J'avais eu bien plus besoin de vacances que ce que j'avais voulu admettre. Nous avions beaucoup discuté avec mon père de l'état de Poudlard - que je n'avais pas réellement mentionné dans mes lettres les plus récentes, et mes journées étaient agréablement ponctuées par l'échange de lettres que nous avions avec Lilith.
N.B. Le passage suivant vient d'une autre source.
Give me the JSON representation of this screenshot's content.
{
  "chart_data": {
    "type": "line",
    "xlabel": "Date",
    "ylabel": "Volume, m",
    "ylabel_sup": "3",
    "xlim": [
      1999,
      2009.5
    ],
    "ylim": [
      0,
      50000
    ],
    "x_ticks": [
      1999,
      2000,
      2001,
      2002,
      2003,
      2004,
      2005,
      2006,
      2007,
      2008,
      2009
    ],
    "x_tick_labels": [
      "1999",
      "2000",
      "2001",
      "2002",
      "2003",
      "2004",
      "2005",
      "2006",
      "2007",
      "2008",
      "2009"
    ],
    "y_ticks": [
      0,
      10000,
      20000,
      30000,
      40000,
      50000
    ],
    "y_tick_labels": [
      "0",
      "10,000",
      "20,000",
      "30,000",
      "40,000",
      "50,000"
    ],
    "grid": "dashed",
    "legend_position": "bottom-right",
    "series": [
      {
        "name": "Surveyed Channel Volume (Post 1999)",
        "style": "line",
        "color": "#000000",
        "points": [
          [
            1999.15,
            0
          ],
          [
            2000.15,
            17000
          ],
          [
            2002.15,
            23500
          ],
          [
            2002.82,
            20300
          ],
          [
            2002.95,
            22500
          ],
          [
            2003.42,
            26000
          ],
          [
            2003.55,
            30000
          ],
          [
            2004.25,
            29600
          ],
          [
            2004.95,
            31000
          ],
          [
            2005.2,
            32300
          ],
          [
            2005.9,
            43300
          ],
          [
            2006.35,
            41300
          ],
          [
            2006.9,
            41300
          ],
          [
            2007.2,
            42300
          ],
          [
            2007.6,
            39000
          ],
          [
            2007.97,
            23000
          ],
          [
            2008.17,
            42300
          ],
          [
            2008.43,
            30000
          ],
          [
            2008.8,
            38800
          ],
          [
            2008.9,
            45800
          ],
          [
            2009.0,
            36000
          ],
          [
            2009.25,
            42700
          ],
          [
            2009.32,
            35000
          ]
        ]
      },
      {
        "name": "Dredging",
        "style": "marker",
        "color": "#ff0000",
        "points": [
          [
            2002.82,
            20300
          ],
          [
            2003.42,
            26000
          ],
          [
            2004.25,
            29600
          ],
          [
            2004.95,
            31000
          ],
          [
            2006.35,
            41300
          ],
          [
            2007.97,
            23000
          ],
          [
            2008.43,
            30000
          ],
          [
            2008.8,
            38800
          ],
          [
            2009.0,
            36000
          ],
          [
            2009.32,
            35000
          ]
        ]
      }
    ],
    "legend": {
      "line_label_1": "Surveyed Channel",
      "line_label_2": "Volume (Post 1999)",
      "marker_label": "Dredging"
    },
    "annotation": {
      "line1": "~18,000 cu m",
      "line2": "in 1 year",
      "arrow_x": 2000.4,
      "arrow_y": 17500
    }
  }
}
La distance rendait nos échanges à la fois plus froids - je n'avais plus sa voix particulièrement posée, ses sourires amusés ou - parfois satisfaits, ni ses yeux curieux - ou d'autres fois perçants, mais, paradoxalement, passer par l'écrit rendaient nos échanges également moins pudiques et me donnaient l'impression que nous nous rapprochions différemment.

Mon père avait pris des congés particuliers du Ministère pour ces vacances. Ce matin, nous avions majoritairement discuté de la situation des Deuxièmes Années - dont il m'avait pressé de faire remonter l'information aux professeurs qui, selon lui, devaient déjà se douter de quelque chose ; il était pour lui inenvisageable que l'état de la promotion ne se reflète pas sur leurs notes. Vu la manière dont notre dernière réunion avec les professeurs s'était déroulée, cela me semblait également être une évidence.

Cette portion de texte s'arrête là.